London – Der scheidende Präsident des britischen Unterhauses, John Bercow, hat Premierminister Boris Johnson vor einer Missachtung des Gesetzes gegen einen ungeregelten Brexit gewarnt. „Das wäre das fürchterlichste Vorbild, das man für den Rest der Gesellschaft abgeben könnte“, sagte Bercow bei einer Rede in London. Versuche, einen Rechtsbruch im Namen des Brexit-Votums zu rechtfertigen, seien vergleichbar mit einem Bankräuber, der seine Beute an eine Wohltätigkeitsorganisation spenden wolle. Das Parlament werde das nicht zulassen.
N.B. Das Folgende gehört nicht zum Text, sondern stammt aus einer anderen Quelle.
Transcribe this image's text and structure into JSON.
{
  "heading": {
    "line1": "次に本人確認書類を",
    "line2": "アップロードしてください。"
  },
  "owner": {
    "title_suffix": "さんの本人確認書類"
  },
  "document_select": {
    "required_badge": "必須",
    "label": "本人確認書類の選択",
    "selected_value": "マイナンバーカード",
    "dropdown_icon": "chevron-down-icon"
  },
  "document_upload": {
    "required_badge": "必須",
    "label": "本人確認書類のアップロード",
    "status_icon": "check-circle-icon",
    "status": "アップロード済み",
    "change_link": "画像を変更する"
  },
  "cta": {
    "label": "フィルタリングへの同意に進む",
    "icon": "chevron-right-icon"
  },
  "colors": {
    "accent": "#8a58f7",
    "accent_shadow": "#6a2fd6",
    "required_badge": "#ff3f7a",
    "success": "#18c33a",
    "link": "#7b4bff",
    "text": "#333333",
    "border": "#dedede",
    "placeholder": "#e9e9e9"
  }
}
Am Montag war ein Gesetz in Kraft getreten, das den Premierminister dazu zwingt, eine Verlängerung der am 31. Oktober auslaufenden Brexit-Frist zu beantragen, sollte nicht rechtzeitig ein Abkommen mit der EU vom Unterhaus gebilligt sein. Johnson lehnt das aber kategorisch ab und will „lieber tot im Graben“ liegen.
Bercow spielt eine zentrale Rolle im Machtkampf zwischen Parlament und Regierung. Er erlaubte den Abgeordneten mehrfach, entgegen den Konventionen die Kontrolle des Parlamentskalenders zu übernehmen und damit gegen den Willen der Regierung Gesetzesvorlagen einzubringen. Die von Johnson auferlegte umstrittene fünfwöchige Zwangspause des Parlaments kritisierte er scharf. Bercow will am 31. Oktober sein Amt abgeben.
Am Montag trifft sich Johnson mit EU-Kommissionspräsident Jean-Claude Juncker zu einem Arbeitsessen in Luxemburg. Beide wollten „auf neutralem Boden“ zusammenkommen, sagte eine Sprecherin der EU. Luxemburgs Premierminister Xavier Bettel lud für Montagnachmittag zu einer Pressekonferenz mit Johnson in seinen Amtssitz ein.